It’s 7 a.m. on Sunday morning and I am standing in the middle of Las Vegas Boulevard, shivering. It’s partly from the 40-degree cold and partly from the nerves of what I’m about to do. I haven’t had an ounce of caffeine, but feel like I’m two cups deep with no breakfast. And I’m stuck in this damn corral.
It’s corral no. 15. And it’s for people who, like me, think they’ll be running the Zappos Las Vegas Rock ‘n’ Roll Half-Marathon at about a 10-minute mile pace for a grand total of 130 minutes pounding the Vegas pavement. Altogether there are around 28,000 runners and walkers shooting for 13.1 or 26.2 miles packed into corals at the south end of the Strip. It’s a bit like being stuck in a herd of Nike-sponsored cattle. The upside is the body heat radiating from the crowd. It’s getting downright toasty.
The fact that I’m running this half-marathon is odd, and not because it’s the Vegas race chock full of running Elvi—including one crafty lady who affixed wide swatches of gold sequins to her running shorts—and brides and grooms getting married en route around mile two or three. It’s strange because I’ve always viewed marathoning as a spectator sport. Long-limbed, all-weather weirdoes do the running; I do the spectating, with plenty of eating, drinking and cheering on the side. It’s been this way for as long as I can remember, through countless April Mondays spent screaming myself hoarse for Boston marathoners near my parent’s house at the top of Heartbreak Hill. But this year, somehow, I’ve found myself on the other side of the race, and a row of chipper volunteers holding a flimsy yellow cord is all that stands between me and my first run. “Five … four … three … two … one,” and corral 15 is off, bleeding out onto the Strip in a mess of flying legs and sweat-wicking spandex.

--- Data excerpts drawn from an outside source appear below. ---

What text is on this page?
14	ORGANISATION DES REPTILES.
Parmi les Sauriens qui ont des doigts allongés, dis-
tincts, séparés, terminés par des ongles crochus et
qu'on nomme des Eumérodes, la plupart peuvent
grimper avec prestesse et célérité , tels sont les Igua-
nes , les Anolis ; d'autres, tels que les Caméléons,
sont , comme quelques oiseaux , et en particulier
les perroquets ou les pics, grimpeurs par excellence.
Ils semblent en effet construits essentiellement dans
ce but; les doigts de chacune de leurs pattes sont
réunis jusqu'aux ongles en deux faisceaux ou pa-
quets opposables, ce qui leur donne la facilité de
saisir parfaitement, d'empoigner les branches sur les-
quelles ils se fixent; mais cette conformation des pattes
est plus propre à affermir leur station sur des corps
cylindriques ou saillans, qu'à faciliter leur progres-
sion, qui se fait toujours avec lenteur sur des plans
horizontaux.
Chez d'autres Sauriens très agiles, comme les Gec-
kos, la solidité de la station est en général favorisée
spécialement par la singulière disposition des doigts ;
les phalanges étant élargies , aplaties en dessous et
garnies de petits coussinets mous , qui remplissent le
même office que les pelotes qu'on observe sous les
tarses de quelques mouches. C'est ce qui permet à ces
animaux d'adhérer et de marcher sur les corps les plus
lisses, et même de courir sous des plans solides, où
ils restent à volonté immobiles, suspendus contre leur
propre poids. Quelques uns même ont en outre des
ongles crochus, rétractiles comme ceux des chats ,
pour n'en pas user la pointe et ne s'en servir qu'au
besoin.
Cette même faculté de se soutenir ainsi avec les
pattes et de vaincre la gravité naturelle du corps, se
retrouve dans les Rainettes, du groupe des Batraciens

After that, it’s all a blur. There are cheerleaders with pom-poms doing shoulder stands, and Wynn employees in Wynn athletic wear and pairs of runners in matching shirts and shorts. Further along, I hit the first water table, fully stocked with volunteers handing out Dixie cups of water and Cytomax, a sports drink so sweet it makes me cough when I grab it running by. Drinking out of a cup without slowing down is a skill I’ve yet to develop, and most of the drink ends up on my face. After hesitating—years of anti-littering campaigns running through my head—I toss the cup to the ground where it joins thousands of its flattened brothers.
As the race continues, I get into the groove of the whole flock-running thing. My friend and I engage in a sort of uncoordinated pattern of run, run, dodge, taking a few strides forward before darting around whoever’s in our way. We weave up the Strip towards Downtown at a pace that feels far quicker than our original estimate. And all around us there are characters. There’s a trio wearing Sesame Street costume heads, furry Elmo and Cookie Monster atop regular running wear. All I can think as I run by is how much it must suck to be inside those helmets. They might be jogging slowly, but they’ve taken hardcore to a whole different level.
Soon we pass a homeless man, eagerly cheering with two thumbs up as he shouts, “Good job!” For the next minute or so I’m smiling as I run. And we keep running and running. Past the race’s fastest competitors who draw a cheer from the crowd, already heading back up the course while we’re only around mile five, past Dino’s where a pair of ladies have paused for a mid-race beer, past the El Cortez Downtown, and a giant inflatable rocker whose legs form an arch over the Boulevard. It’s surprisingly fun until, around mile 10, I hit a wall. Suddenly, my feet feel like they’ve spent a full day in heels and my glutes are screaming in protest. Only three miles left, I comfort myself, before the voice in my head changes tone: still three miles left?! And right when the frustration of having to run for 30 more minutes is beginning to mount, my friend looks at her watch and breaks some shocking news. “We can break two hours.”
Two hours. It’s something I hadn’t even considered, and it becomes an obsession. Eyes on road, eyes on watch. Eyes on road, eyes on watch. For three painful, disheartening miles I watch the clock as I feel the energy leaving my legs and feet. It seems like the end of the race will never come, but soon we pass the turn off for the full marathon. And then the crowd lining the course begins to thicken, and I see runners—already finished—walking down the Strip with medals hanging around their neck. Then the finish line is in sight. And for the last 20 seconds or so, I’m not tired. My legs feel light again. Just a few more feet and … it’s done! 1:54:46. I have placed 2,532 in my first half-marathon. It doesn’t sound impressive, but I’m ecstatic. I have run an average pace of 8:45 per mile, and I’m feeling fast. Super fast. Faster than I ever imagined I might be. And then, half an hour later, as I’m stretching out and snacking on post-race shwag, a cheer goes up from the finish line. The first marathoner has finished. Damn, I think. He’s fast.